Kurt Vile – Wakin On A Pretty Daze
33 yaşındaki Amerikalı ozan Kurt Vile’ın sesi, aşağı yukarı portakallı kekten yapılma bir yatağa uzanıp, bir yandan kedi severken bir yandan yastıkları yemek gibi bir his bırakıyor bende. En boktan şeyler (ki hayatın ayrılmaz parçası onlar) bile içinde bir sır barındırıyormuş gibi görünüyor şarkılarında. Amerika’yı kurtarırsa Kurt Vile ve emsallerinin psychedelic folku kurtarır. Bir de Ty Segall’ın elektrogitarı. Albümün güzelliğini hakkıyla anlatabilecek kelimem = Yok.
Junip – Junip
Junip’in bu albümünü yağmurlu bir sabah Ortaköy’de sinemaya giderken dinlemiştim. Mezun olduktan sonra kapısından nadiren girdiğim okulumun yanıp yıkılan binasına bakarken içim acımıştı. Kim bilir içinde ne kadar vakit geçirdiğim salonların kararmış duvarları ıslaktı. Kendimi yönünü bilmediğim bir akışa bırakmış gibi hissediyordum ama kaygı yoktu. Yıkıntıya bakarken birden olması gerekenin tersine, sevgi ve güven duydum insanlara. Bunun tek sebebi Junip’ti.

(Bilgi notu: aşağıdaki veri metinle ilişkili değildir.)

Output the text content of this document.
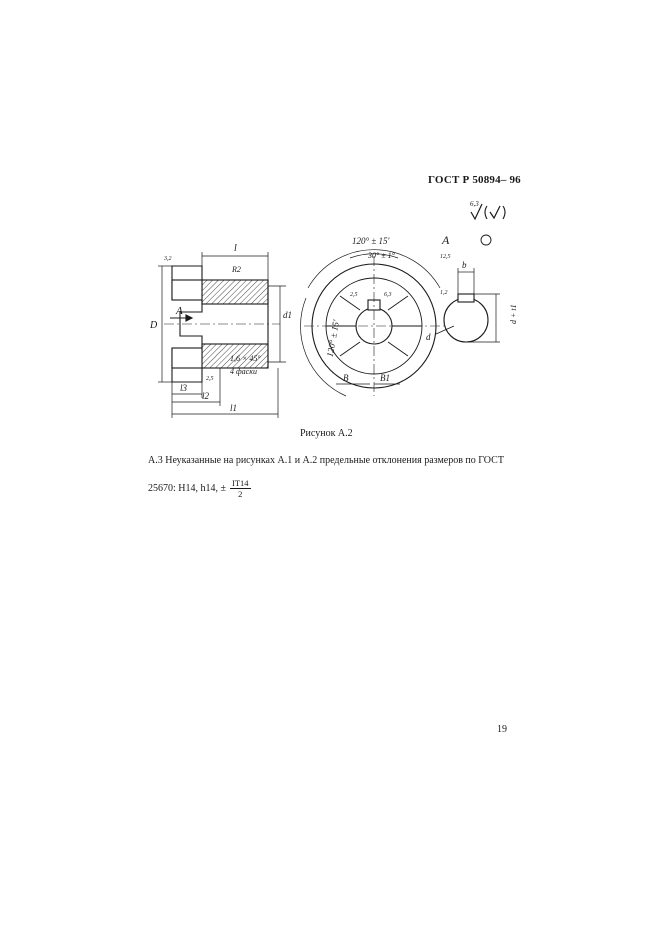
ГОСТ Р 50894– 96
6,3
А
l
D
d1
l3
l2
l1
R2
1,6 × 45°
4 фаски
3,2
2,5
120° ± 15′
30° ± 1°
120° ± 15′
B	B1
2,5	6,3
А
b
d
d + t1
12,5
1,2
Рисунок А.2
А.3 Неуказанные на рисунках А.1 и А.2 предельные отклонения размеров по ГОСТ
25670: H14, h14, ± $\frac{IT14}{2}$
19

Savages – Silence Yourself
Punk ve post punk için verimli yıllarda yaşıyoruz. Londralı Savages, insan ilişkilerindeki soğukluk, yalnızlık ve toplumun çarpık standartlarına ayak uydurma çabasının sıkıcılığını hiddetle anlatıyor ve hepsine şık bir hareket çekiyor. Sürekli hanım hanımcık olmaları telkin edilen kadınların gürültü patırtı çıkarması kadar güzel az şey var. Grubun ilk albümü Silence Yourself, yılın en iyi işlerinden.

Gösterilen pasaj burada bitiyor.